Seçimi o sözünden çıkılamayan Metin abi’nin desteğini de alarak kazanan Demir Berberoğlu çalışkan yaklaşımı ile beni olumlu yönde şaşırtırken, aynı dönemde şahit olduğum sert ve uzlaşmayan mizacı ile her kararı “tam doğru” vermeye çalıştı, yumuşak yönetilebilecek süreçler mini krizlere, mini krizler de büyük patlamalara dönüştü. Gelen tehlikenin hatırına, son bir manevra ile uzlaşılabilecek diğer bir güç odağı Satvet Çiftçi de intikam hevesi ile inat edince yeni bir seçimimiz oldu.
Ve bizde seçim demek “biz Metin abi’nin sözünden çıkmayız…” demek. Nedeni yok, sağlıklı bir muhakeme yok, “nerdeyiz, nereye gidiyoruz, neden böyle oldu?..” hesabı yok.
Bu seçimle, 2000′li yılların ortalarında başlayan gerileme döneminin devam edeceği garantilendi. Önümüzdeki birkaç yıl olacakları kısaca özetleyeyim: Yeni yönetim, seçim konuşmasında sıralanan gündemleri hayata geçirmeye çalışacak: Ortadoğu şampiyonasına aday ralli, ralli plakası, Türkiye pilotunu arıyor projesi, kadın sporcular platformu, (başta F1 olmak üzere) kaybedilen uluslararası yarışların geri kazanılması vs…
Tümden-gelim diye tanımlanabilecek, “büyük yarış yap – birileri gelir – spor ilerler” odaklı yaklaşım 10 yıldır bu spora emek ve para harcayan herkesi cezalandırdı. Sporcular gelişemedi, sponsorlar paralarının karşılığını alamayarak kaçtı, spordan fayda göremeyen fabrika takımları birer birer kapılarını kapadı. Ortada sadece fanatik seviyede bir kararlılıkla direnen, Volkan Işık ve Cem Acar başta olmak üzere birkaç özel takım kaldı. Ayakta kalabilen tek fabrika takımı, kurulmasında benim de emeğim olan Ford ise, motorsporundan elde ettiği fayda nedeniyle değil, sporu aşan projeleri, çok yönlü iş ortaklıkları ve takım sahibi Serdar Bostancı’nın tehlikelerini bilerek tercih ettiği riskli finansman modeli sayesinde yaşadı. Rekabet ve dinamizmin kalmadığı bir sportif ortamda onun (ve iş ortaklarının da) yarışmaya devam etmesinin anlamı yok aslında ama gelenek devam ediyor; şimdilik…
Önümüzdeki 3 yıl boyunca Metin Çeker, iyi tanıdığımız sevimli ve dost canlısı mizacı, iyi ilişkileri ile seçim sonrası mesajında söylediği gibi herkesi kucaklayacak (beni bile kucaklamaya kalkabilir!..), seçim öncesi konuşmasında saydığı gündemleri hayata geçirmeye çalışacak, herkesten büyük gayret ve fedakarlıklar isteyecek.
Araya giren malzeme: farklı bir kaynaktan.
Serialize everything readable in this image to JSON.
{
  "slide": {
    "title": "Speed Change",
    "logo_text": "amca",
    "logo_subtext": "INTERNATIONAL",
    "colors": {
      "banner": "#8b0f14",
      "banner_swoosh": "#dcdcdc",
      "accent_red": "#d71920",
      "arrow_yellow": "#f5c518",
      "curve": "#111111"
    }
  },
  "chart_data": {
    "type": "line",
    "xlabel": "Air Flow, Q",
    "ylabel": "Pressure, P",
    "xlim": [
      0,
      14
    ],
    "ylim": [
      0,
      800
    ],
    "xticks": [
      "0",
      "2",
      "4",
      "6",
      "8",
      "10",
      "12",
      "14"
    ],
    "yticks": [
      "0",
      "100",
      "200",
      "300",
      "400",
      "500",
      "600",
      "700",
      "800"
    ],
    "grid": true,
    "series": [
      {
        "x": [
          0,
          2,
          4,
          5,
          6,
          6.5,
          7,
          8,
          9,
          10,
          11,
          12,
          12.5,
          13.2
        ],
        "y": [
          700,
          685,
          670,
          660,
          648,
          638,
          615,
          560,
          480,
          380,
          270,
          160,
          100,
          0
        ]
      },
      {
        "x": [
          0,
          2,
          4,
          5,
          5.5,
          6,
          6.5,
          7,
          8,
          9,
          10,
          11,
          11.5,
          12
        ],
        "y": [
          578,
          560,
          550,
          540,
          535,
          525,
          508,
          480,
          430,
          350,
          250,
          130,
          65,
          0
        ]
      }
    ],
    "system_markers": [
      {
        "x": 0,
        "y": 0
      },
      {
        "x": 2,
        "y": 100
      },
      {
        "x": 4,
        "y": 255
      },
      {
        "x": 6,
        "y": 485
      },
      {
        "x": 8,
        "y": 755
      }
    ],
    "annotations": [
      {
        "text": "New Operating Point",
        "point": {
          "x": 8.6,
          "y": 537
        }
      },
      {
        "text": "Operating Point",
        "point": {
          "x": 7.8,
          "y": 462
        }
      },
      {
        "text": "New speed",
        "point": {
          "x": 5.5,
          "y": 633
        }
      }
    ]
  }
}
Ne yazık ki temel sorunlarımız yapılması hedeflenenlerle ilgili olmadığı için sınırlı kaynağımız (para ve zaman) seçim konuşmasında dile getirdiği nafile amaçlar için harcanacak, israf olacak.
Bu notu okuyan herkesten rica ediyorum: Lütfen kendinize spor ile ilgili bir makul bir metrik/kriter belirleyin ve dijital ajandalarınıza 1′er yıl ay arayla çalacak bir alarm koyun. Uyarıyı alınca bu notu açın tekrar okuyun ve kendi koyduğunuz bu metriği bir sene öncesi ile karşılaştırın. Bakalım kendi belirlediğiniz kritere göre ileri mi gidiyoruz, geri mi?
Seçimi kazanan Metin Çeker’i tebrik ediyorum; herkes gibi onu ben de çok severim. Şaka yapmıyorum, gerçekten severim. Ancak ne yazık ki Metin Çeker’in başkanlığı, sporda son 10 yıldır sürmekte olan ısıtmayan güneş döneminin devamıdır. Bu spora binler değil yüzbinler seviyesinde para, değeri parayla ölçülemeyecek kadar zaman harcamış bir birey, milyonlar seviyesinde yatırımın ve çok sayıda büyük ölçekli projenin altına imza atmış bir yönetici olarak bu güneşin ışık saçtığını çok gördüm, ama ısıttığını hiç görmedim. Çalışma şeklini ve yöntemlerini gayet iyi tanıdığım bu yönetimin devamı olacak önümüzdeki 3 senede de göreceğimi sanmıyorum.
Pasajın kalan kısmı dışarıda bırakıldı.